Human Transit has pictures and more.

As a comparison, some Singaporean drivers seem to think that 1) cyclists shouldn’t be in bus lanes, and 2) if a cyclist is in a bus lane during the bus lane hours, it’s OK for cars to violate traffic law, cut into the bus lane and pass the cyclist at a dangerous distance.

A good sign?

There have been calls for Singapore to turn the current KTM railway into a kind of bikeway/nature corridor. Perhaps tellingly, buried in this New York Times article on NYC’s High Line is this:

Recently a team from Singapore (Is there really anything old and rusty in Singapore?) spent time on the landscaped walkways that stretch from Gansevoort Street to West 20th Street.

It just so happens that we do have something old and rusty that will not be used anymore in about a year’s time! It’s heartening that Singapore sent a team to NYC to study the high line — brings some hope that the nature corridor proposal might actually come through.

Intersection density and walkability

In my feedback for URA’s Concept Plan 2011, I followed up on the suggestions of the focus group to improve walkability.
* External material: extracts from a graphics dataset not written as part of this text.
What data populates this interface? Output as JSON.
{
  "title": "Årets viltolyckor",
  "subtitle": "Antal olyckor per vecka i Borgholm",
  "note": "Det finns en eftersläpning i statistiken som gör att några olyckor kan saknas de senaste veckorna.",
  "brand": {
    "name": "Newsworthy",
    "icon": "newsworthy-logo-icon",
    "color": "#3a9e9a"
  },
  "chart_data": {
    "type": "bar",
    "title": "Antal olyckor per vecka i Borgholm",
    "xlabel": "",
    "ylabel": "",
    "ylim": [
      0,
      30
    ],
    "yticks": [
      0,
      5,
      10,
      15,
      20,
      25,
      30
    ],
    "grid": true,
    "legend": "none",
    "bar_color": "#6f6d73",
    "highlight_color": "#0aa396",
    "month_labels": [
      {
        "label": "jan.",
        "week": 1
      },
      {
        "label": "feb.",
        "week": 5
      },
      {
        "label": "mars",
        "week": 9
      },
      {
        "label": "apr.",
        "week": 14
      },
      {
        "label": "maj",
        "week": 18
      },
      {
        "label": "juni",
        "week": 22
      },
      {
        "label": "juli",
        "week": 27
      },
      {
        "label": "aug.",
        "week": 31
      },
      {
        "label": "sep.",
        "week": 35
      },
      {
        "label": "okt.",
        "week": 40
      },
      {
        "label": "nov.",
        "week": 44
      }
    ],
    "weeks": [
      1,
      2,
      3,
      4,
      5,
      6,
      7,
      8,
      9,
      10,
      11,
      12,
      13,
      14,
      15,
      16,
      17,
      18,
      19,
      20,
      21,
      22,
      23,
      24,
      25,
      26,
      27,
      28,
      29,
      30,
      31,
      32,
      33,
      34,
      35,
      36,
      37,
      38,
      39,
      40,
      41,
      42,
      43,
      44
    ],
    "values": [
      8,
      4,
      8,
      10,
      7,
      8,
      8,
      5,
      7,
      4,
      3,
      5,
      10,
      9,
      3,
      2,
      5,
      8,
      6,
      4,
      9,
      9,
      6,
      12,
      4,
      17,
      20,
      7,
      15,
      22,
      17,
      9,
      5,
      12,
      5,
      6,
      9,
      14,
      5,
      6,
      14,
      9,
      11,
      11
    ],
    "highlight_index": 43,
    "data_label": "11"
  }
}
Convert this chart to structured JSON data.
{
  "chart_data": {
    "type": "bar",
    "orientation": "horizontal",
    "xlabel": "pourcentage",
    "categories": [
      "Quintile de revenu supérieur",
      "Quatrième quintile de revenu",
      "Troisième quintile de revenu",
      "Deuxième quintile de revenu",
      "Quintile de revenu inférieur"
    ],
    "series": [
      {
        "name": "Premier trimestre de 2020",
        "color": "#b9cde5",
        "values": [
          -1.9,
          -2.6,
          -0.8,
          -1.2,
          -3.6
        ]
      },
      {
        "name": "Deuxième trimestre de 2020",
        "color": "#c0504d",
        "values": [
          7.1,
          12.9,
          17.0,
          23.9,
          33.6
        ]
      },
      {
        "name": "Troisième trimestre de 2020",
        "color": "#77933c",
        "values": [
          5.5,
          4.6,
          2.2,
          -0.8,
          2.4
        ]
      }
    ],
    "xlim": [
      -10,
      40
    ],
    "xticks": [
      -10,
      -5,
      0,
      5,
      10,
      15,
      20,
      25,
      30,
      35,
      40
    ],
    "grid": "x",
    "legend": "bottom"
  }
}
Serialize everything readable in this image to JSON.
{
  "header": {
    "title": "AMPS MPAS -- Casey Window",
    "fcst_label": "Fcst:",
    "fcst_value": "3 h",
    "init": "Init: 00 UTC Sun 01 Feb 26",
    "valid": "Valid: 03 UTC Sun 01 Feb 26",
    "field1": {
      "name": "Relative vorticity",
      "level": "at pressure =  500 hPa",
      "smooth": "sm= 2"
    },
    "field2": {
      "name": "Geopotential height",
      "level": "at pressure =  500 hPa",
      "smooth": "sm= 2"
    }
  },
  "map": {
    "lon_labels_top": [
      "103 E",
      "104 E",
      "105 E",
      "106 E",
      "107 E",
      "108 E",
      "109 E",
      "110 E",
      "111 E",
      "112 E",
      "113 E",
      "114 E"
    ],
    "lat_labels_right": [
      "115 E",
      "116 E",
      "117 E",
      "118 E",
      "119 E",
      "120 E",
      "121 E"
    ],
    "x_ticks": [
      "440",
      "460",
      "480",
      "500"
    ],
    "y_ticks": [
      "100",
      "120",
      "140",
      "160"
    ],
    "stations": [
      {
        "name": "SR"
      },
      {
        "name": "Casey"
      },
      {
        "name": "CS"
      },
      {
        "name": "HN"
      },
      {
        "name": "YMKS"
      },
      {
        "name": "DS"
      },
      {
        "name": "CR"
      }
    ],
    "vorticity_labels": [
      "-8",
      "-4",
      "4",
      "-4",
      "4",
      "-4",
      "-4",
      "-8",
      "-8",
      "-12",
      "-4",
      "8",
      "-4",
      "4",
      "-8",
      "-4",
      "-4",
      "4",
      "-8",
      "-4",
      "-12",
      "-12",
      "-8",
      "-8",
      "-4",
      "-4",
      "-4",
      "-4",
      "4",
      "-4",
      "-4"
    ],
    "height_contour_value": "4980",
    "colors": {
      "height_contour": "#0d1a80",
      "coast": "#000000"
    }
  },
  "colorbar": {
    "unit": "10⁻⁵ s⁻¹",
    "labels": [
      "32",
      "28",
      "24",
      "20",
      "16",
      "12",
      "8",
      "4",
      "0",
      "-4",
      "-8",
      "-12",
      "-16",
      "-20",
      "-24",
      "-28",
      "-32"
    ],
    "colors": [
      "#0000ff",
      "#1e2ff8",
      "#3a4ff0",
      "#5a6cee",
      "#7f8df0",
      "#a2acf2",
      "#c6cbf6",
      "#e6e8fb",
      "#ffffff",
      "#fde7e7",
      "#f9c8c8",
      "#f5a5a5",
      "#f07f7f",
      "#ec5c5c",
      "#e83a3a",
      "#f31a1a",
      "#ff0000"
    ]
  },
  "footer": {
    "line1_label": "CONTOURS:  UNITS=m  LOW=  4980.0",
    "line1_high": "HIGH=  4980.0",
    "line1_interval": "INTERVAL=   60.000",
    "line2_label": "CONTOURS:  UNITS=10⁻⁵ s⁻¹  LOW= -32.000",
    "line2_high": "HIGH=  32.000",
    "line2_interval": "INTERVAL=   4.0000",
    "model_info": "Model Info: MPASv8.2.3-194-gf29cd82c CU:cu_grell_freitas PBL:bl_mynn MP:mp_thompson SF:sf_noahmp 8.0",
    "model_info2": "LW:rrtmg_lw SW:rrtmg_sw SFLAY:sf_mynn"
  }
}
From comparing my own experiences walking in Singapore versus elsewhere, I found that I enjoyed walking much more in cities with frequent intersections. It means you don’t have to walk a long way to the next intersection if you want to cross a road, and it also slows down traffic, thus increasing the pleasantness of the environment for walkers. Apparently there’s now a study supporting my intuition.

In terms of friendliness to cyclists, too high an intersection density might prove annoying unless there is a “green wave”. But too low a density, as is the case in Singapore, means that the few intersections there are tend to be large and high traffic. These tend to be more dangerous for cyclists. The parts of my Singapore commute I dreaded most were the tricky intersections. After many hours of staring at maps I was still unable to purge them from my commute, and any commute from the northeast to the west of Singapore remains woefully unconnected by any park connectors.